Aos 42 segundos começa a seguinte conversa entre Bresser-Pereira e Alexandre Schwartsman que segue até 1:10:

– (Schwartsman). Se fosse verdade o que você está falando Bresser, você não veria uma relação negativa entre a taxa de investimento e o saldo em conta corrente. Essa relação existe.
– (Bresser). Não existe essa relação, absolutamente não existe não existe esta relação, não existe.
– (Schwartsman). Não estou nem dizendo que esta seja uma relação de causa e efeito, provavelmente as duas coisas estão acontecendo simultaneamente.
– (Bresser). Está mais do que verificado que quando maior o déficit em conta corrente…
– (Schwartsman). A relação existe e é negativa. Quanto maior o investimento, maior o déficit em conta corrente.
– (Bresser). Está mais do que verificado que quanto maior o déficit em conta corrente, menor o investimento.

As últimas frases ficaram confusas porque a conversa começa com o saldo em conta corrente e termina com o déficit em conta corrente, mas na conversa Bresser defende uma tese desenvolvimentista que critica o uso de poupança externa para financiar o investimento. Schwartsman pondera que se reduzirmos a poupança externa então nosso investimento, que já é baixo, vai cair ainda mais, pois não teríamos como financiar o investimento apenas com poupança interna. A conversa pode ser vista como um debate teórico, há uma série de detalhes que torna muito difícil testar tais hipóteses. Porém no trecho que destaquei a coisa muda de figura e a conversa passa a ter afirmações falseáveis. Schwartsman afirma que a correlação é negativa e Bresser afirma que é positiva. O que dizem os dados?

Um monte de gente mostrou que no Brasil a correlação é negativa, para quem estiver curioso recomendo olhar os comentários no post do Alexandre Scchwartsman ou nos comentários no post do Vitor Wilher. Porém, tomado pelo Espírito de Natal, decidi salvar o mentor do novo desenvolvimentismo e fui procurar por países onde a correlação é positiva.

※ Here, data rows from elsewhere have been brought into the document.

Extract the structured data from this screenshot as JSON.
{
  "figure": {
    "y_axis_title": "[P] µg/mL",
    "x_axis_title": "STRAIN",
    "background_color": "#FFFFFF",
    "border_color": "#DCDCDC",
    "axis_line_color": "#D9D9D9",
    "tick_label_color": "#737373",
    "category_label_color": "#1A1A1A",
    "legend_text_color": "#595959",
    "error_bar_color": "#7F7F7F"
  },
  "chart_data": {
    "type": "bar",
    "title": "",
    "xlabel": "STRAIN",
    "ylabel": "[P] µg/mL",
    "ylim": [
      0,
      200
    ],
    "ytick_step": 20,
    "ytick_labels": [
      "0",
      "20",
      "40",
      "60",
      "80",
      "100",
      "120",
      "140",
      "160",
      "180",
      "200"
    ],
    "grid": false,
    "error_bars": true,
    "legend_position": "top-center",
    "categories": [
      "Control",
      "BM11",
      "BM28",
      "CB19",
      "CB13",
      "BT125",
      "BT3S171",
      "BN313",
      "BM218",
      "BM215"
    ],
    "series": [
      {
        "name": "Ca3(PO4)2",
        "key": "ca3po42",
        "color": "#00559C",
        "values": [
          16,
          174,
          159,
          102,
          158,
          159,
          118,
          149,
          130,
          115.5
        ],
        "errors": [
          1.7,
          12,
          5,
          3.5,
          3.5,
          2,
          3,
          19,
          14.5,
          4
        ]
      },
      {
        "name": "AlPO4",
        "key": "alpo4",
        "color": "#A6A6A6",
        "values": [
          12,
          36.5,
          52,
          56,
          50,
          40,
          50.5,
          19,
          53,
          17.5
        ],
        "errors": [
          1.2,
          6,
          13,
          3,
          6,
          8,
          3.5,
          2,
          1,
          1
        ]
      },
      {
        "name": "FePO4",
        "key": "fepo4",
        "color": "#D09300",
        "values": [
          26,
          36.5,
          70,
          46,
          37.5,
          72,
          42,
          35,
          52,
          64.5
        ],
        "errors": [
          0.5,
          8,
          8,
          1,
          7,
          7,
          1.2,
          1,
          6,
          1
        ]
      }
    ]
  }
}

Como de costume peguei a base de dados do FMI e selecionei os países com mais de 10 milhões de habitantes com dados disponíveis para saldo em conta corrente e taxa de Investimento entre 1995 e 2015. Ficaram 67 países, para cada país fiz a regressão entre o saldo em conta corrente com proporção do PIB e a taxa de investimento, a figura abaixo mostra o coeficiente da conta corrente em cada regressão.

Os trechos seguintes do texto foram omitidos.